The hackathon is 3. Myself and the other attendees presumably are the means. Commitment requires the additional ingredients of motive and the act itself.

The business of health seems to be a vast sprawling monstrosity that span sciences, technologies, species, markets, and politics. What drives it? Who’s in control? Who has reliable information? It depends who’s asking and why.

The motive is tricky. There seem to be the following types of entities:

  • Providers (docs, hospitals, clinics)
  • Insurance (ppo, hmo, Medicare, Medicaid, …)
  • Providers’ providers (Pharmacological makes, Medical equipment maker)
  • Regulatory agencies, state and federal.
  • People <– customers of the health industry, pay for health related service.
  • Scientists and their surrounding industry (university, grant giving orgs, peer reviewed publications…)
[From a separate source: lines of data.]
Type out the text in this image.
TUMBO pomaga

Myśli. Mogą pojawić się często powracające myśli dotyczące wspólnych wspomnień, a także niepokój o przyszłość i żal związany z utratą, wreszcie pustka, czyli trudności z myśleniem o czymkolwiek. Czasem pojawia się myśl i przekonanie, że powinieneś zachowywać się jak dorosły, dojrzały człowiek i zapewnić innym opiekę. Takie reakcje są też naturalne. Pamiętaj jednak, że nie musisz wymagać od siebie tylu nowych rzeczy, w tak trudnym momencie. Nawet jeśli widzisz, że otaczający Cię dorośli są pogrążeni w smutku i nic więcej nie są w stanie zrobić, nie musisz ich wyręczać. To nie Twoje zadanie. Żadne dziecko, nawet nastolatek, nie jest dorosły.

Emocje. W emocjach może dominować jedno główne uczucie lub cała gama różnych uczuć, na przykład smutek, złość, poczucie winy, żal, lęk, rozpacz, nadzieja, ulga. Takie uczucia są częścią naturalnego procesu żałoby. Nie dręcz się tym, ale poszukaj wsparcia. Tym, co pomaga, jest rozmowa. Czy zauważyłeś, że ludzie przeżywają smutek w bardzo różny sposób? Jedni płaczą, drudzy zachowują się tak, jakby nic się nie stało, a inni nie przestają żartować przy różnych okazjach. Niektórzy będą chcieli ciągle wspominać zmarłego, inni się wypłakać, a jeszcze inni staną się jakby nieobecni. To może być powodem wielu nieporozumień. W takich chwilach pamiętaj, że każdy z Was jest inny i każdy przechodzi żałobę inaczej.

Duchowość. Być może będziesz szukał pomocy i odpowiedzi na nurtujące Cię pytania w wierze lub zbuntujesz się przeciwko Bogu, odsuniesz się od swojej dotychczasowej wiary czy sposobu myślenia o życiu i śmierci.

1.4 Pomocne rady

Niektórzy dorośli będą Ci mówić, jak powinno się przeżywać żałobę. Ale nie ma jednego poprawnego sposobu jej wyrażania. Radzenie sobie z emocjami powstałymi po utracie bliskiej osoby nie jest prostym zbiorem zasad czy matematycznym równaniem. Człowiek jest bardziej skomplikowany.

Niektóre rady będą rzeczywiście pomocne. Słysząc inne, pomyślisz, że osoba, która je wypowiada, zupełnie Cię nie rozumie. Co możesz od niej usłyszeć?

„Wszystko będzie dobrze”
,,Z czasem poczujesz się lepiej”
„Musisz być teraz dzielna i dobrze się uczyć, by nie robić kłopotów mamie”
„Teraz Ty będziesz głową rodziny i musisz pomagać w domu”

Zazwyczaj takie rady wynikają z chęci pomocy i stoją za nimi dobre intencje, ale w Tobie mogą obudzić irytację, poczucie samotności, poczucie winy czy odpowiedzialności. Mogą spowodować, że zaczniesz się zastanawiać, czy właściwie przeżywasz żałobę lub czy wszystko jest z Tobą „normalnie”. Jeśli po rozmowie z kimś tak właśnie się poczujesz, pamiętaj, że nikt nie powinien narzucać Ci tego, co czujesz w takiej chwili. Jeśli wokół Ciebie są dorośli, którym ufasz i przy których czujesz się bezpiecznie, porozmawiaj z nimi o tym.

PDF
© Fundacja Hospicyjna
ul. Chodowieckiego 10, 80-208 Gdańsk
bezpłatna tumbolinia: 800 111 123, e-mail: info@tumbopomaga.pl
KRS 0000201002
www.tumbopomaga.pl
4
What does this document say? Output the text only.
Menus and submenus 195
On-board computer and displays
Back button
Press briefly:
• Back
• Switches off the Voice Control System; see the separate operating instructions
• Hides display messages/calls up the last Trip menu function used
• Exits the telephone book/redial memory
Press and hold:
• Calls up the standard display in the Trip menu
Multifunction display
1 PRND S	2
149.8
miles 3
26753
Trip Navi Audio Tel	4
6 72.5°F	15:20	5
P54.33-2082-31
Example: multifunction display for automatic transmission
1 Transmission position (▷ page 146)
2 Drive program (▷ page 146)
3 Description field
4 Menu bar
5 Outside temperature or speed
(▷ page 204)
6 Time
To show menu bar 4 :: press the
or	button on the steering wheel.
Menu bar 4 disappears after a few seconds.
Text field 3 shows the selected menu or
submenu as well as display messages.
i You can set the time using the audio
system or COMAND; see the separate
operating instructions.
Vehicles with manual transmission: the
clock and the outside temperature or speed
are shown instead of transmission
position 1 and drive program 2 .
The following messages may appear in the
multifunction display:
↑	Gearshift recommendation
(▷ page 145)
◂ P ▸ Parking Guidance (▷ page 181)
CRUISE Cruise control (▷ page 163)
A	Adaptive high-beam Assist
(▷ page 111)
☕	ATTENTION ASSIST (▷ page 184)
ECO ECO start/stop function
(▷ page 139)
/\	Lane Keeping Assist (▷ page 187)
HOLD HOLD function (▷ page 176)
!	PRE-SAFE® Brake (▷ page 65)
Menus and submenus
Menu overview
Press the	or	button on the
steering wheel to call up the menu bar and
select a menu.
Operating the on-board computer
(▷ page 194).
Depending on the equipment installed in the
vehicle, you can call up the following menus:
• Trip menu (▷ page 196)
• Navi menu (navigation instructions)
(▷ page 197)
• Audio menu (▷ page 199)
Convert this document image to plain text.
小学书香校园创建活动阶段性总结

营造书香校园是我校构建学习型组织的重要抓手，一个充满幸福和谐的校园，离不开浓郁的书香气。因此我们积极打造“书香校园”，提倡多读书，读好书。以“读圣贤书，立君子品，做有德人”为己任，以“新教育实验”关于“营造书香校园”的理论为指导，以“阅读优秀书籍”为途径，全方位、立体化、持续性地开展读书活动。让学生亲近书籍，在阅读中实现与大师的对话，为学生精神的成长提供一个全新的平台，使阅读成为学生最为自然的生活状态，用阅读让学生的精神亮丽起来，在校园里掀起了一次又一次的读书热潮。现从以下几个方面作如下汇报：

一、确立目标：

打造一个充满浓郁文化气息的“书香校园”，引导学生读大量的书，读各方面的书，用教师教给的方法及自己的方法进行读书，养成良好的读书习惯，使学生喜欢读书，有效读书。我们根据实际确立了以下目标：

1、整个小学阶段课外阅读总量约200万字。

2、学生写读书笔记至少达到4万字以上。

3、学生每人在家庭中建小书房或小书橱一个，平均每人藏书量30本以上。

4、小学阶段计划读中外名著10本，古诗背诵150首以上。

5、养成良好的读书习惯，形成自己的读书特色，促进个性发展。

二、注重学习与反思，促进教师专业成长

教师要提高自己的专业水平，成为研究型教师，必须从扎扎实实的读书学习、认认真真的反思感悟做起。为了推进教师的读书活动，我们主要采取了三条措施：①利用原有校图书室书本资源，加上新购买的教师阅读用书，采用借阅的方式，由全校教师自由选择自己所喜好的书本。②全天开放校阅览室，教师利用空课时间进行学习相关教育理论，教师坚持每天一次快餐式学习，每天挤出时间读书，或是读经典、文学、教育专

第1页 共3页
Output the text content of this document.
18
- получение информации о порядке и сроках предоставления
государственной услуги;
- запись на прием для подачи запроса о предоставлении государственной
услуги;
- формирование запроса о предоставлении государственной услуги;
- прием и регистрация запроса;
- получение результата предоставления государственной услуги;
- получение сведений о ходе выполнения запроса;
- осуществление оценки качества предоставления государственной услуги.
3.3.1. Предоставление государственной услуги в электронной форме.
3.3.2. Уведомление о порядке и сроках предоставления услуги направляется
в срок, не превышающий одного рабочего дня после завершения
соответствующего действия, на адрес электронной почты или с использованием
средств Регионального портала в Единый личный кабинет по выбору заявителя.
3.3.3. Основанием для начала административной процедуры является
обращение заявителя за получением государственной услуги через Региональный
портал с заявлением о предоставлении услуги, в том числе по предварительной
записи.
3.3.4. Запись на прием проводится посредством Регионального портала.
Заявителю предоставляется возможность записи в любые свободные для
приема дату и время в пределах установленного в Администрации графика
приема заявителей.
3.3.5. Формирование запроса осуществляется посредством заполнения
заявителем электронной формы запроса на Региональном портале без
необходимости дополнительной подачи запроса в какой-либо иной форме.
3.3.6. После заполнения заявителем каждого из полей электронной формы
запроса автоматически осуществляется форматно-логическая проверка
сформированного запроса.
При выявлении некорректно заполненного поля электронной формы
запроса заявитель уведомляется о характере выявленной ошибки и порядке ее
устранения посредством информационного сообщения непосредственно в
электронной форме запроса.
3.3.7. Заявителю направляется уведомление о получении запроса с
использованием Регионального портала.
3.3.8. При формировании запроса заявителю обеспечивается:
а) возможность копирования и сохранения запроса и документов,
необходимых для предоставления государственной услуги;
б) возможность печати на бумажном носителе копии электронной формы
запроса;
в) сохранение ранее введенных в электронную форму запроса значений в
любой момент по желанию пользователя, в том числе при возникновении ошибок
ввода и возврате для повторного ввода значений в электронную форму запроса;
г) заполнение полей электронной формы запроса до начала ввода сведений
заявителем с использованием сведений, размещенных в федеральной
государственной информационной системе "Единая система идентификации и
Hope I didn’t miss any one.

I am a consumer, part of People. But I got to sit with two MD’s and work through the business cases among a lot of scientists and entrepreneurs. The keynote speakers gave very touching perspectives from their own practices.

One doc reminisced regrets of curing hair loss patient to grow half a head of hair, it made life worse for her (!) another doc exasperated that all his smarts and youth are wasted, in his capacity as a doctor at hospital, on keeping patient alive and paying. These are very wise and deep lessons that I take from hackathon with glee.

I definitely learned a ton in a small space of time.